De heer Van Esch gaat in op het voorstel van de gemeente Leeuwarden over de centrumconstructie.
Hij geeft aan dat de Zuidoost gemeenten positief hebben gereageerd en dat de voorbereidingen wat
hen betreft verder kunnen gaan. Hij geeft wel aan dat er meer aandacht moet komen voor de rol en
positie van de raad. Daarnaast staat in het stuk dat de besluitvorming over de begroting in VFG verband
plaatsvindt. Dit kan niet. Met algemene instemming wordt benadrukt dat het aan gemeenten zelf is hoe
de besluitvorming plaatsvindt en of de raad hier al dan niet bij wordt betrokken. In VFG verband vindt
alleen afstemming plaats, geen besluitvorming.
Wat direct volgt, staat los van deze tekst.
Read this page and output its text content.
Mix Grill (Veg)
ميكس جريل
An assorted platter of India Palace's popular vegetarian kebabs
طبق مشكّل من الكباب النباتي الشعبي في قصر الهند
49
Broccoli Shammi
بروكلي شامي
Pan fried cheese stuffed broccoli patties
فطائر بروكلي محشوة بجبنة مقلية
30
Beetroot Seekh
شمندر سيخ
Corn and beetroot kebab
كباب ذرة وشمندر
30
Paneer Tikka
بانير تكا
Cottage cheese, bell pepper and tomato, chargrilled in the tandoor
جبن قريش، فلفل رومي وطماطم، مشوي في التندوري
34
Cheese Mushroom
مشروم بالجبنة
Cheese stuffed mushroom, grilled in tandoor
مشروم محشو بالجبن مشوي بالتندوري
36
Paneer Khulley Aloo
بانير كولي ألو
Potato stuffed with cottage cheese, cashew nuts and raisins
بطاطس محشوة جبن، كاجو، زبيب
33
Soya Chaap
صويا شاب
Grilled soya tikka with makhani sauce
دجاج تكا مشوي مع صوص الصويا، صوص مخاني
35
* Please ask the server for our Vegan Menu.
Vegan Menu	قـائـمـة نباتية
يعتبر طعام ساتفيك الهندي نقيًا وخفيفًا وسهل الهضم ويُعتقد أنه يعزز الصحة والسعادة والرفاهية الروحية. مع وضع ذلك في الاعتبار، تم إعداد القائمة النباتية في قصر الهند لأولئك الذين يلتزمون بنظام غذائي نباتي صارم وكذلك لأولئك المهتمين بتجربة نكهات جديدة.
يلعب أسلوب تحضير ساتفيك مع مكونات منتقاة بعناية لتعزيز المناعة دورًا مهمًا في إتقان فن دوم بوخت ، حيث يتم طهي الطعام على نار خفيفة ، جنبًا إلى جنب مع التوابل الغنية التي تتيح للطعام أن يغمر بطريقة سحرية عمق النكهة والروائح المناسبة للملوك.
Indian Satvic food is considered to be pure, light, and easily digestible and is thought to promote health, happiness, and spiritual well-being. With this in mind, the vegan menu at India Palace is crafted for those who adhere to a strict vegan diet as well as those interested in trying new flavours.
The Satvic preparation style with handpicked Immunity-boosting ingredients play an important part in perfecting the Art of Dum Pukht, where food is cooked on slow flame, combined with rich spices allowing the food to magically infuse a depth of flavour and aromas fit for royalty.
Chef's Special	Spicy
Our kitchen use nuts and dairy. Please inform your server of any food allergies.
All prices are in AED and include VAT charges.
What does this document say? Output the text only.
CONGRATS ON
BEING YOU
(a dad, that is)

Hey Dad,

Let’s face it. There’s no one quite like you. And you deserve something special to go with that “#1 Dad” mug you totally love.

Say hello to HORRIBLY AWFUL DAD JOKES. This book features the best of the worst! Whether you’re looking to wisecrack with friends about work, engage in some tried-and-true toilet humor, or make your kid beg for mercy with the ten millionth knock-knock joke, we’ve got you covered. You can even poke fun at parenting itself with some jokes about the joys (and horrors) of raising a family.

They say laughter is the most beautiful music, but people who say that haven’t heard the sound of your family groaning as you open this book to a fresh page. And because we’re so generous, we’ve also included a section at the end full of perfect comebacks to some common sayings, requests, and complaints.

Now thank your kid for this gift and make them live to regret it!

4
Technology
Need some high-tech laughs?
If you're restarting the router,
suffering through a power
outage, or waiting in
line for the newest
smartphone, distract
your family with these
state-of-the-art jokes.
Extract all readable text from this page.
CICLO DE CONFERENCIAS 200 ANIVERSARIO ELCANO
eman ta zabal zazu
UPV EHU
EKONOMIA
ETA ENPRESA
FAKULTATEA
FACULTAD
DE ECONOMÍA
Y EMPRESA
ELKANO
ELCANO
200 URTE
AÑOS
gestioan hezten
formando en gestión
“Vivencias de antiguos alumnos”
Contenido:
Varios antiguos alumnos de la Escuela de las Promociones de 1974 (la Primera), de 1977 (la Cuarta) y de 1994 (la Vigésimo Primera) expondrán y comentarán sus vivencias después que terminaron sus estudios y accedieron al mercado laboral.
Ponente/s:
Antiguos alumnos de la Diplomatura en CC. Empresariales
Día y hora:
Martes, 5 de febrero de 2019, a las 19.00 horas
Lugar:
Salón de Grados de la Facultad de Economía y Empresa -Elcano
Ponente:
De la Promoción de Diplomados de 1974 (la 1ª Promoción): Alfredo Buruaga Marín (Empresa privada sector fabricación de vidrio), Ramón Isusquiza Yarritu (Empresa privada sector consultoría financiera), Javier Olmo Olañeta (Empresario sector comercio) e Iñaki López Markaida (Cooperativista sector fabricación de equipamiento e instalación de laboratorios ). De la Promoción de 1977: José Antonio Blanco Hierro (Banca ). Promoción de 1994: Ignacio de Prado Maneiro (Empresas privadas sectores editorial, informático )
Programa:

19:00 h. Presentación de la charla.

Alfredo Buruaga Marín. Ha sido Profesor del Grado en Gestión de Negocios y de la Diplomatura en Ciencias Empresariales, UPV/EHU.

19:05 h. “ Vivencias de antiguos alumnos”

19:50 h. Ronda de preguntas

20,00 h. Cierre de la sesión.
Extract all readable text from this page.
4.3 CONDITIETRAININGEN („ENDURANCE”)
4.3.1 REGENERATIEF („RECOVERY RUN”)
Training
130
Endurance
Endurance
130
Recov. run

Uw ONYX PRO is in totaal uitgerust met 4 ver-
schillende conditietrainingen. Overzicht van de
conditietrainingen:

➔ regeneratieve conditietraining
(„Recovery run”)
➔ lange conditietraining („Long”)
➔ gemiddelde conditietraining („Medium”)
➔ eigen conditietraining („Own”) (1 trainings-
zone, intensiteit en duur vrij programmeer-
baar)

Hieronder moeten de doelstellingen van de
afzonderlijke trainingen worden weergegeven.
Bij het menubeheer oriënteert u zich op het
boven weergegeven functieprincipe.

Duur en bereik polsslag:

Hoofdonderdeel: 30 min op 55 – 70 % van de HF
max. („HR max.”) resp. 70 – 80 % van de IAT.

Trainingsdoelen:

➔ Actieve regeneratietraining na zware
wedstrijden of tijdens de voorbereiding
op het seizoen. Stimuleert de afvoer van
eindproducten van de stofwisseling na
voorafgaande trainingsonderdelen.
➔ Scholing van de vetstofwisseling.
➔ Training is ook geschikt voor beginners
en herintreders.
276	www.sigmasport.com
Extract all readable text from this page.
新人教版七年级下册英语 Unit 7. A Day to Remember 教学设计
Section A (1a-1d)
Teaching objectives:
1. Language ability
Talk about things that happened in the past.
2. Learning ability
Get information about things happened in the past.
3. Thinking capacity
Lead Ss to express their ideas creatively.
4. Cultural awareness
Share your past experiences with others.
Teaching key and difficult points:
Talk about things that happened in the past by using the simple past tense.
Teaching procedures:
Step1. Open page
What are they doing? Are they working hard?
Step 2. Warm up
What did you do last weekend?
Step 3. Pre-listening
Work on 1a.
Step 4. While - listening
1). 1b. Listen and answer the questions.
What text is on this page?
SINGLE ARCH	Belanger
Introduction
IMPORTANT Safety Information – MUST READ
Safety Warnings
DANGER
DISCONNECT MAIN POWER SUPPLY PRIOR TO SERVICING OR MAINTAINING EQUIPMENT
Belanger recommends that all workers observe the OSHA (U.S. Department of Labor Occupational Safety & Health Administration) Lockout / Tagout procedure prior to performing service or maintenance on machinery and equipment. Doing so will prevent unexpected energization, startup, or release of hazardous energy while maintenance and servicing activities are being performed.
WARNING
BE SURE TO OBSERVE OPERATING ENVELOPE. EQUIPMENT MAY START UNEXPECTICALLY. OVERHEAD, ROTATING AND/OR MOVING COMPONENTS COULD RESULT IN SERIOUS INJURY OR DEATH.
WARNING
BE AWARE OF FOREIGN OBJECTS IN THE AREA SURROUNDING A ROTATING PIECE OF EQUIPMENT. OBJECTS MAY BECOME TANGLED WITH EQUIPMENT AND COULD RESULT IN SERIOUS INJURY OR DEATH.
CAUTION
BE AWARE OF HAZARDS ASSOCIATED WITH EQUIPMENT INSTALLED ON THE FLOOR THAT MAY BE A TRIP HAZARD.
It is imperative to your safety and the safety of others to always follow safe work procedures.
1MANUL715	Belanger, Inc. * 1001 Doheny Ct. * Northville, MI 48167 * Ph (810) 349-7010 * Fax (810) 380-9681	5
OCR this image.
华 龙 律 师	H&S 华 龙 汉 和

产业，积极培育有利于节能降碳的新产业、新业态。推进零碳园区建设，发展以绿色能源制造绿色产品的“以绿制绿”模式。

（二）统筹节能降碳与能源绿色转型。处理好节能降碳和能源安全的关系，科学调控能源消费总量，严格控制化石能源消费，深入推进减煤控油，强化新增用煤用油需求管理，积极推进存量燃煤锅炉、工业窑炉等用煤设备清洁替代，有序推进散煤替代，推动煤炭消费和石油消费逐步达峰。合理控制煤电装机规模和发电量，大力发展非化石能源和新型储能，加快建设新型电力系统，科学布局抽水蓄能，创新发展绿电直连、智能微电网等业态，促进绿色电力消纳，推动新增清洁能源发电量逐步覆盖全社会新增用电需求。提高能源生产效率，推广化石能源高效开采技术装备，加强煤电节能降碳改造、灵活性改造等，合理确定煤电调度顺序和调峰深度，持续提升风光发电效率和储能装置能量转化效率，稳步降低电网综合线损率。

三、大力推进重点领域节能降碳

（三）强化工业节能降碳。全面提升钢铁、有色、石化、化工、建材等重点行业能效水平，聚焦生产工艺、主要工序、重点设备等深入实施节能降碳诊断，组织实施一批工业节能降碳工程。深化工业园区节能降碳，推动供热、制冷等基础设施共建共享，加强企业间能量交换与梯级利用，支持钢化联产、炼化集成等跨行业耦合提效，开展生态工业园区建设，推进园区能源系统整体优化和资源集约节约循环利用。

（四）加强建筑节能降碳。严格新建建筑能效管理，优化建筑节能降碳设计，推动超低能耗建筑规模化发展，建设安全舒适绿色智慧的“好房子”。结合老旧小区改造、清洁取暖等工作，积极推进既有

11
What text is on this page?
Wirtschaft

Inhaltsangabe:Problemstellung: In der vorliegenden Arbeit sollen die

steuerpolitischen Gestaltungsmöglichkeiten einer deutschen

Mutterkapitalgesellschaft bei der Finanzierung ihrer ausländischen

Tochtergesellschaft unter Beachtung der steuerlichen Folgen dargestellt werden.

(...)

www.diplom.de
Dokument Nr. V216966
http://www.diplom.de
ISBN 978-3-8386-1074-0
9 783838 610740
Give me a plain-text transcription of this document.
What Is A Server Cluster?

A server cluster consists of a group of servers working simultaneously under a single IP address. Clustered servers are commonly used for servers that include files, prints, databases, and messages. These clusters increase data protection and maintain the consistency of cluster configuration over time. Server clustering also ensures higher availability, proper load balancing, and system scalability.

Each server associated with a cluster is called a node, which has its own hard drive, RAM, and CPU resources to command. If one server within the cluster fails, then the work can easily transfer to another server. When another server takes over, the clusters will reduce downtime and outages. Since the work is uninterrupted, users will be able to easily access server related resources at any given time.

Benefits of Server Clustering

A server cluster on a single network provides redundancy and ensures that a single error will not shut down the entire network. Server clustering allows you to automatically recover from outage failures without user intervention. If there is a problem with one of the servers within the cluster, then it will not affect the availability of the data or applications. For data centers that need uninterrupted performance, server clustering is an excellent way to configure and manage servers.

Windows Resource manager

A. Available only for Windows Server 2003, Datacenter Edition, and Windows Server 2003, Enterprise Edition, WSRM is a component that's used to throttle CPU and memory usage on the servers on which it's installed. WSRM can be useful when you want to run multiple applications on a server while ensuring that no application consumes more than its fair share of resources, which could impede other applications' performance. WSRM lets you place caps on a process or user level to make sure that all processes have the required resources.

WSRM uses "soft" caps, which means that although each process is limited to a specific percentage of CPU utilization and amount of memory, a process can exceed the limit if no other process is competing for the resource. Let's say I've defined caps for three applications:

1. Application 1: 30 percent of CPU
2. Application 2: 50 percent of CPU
8. Stand van zaken decentralisatie Jeugd
De heer Ranter, Friese procesmanager Jeugd, geeft een korte terugblik op 2014. Hij gaat in op de
transitiemonitor die openbaar is. In deze monitor zijn 45 vragen opgenomen aan gemeenten waaruit
blijkt hoe ver de gemeenten zijn met de voorbereidingen voor de decentralisatie. Het overzicht voor
Fryslân is opgenomen in de bijgevoegde presentatie. De inkoop en toeleiding zijn ingeregeld. 2015
wordt een jaar met risico’s, landelijke wijzigingen gaan komen. Dit komt terug in de najaars-/
meicirculaire. Ook is de vraag wat te doen wanneer het aantal cliënten stijgt. Het is dan ook van belang
de gebiedsteams tijdig in te richten. Tot slot geeft de heer Ranter het belang aan tijdig te starten met de
inkoop voor 2016. In maart moet de visie klaar liggen.
De presentatie van de heer Ranter is bijgevoegd.
9. Volgende bijeenkomst
Het eerstvolgende portefeuillehoudersoverleg Sociaal Domein vindt plaats op donderdag 19 februari
2015 van 10.00 – 16.00 uur. De locatie wordt nader bekend gemaakt.
De voorzitter dankt alle aanwezigen en sluit de vergadering.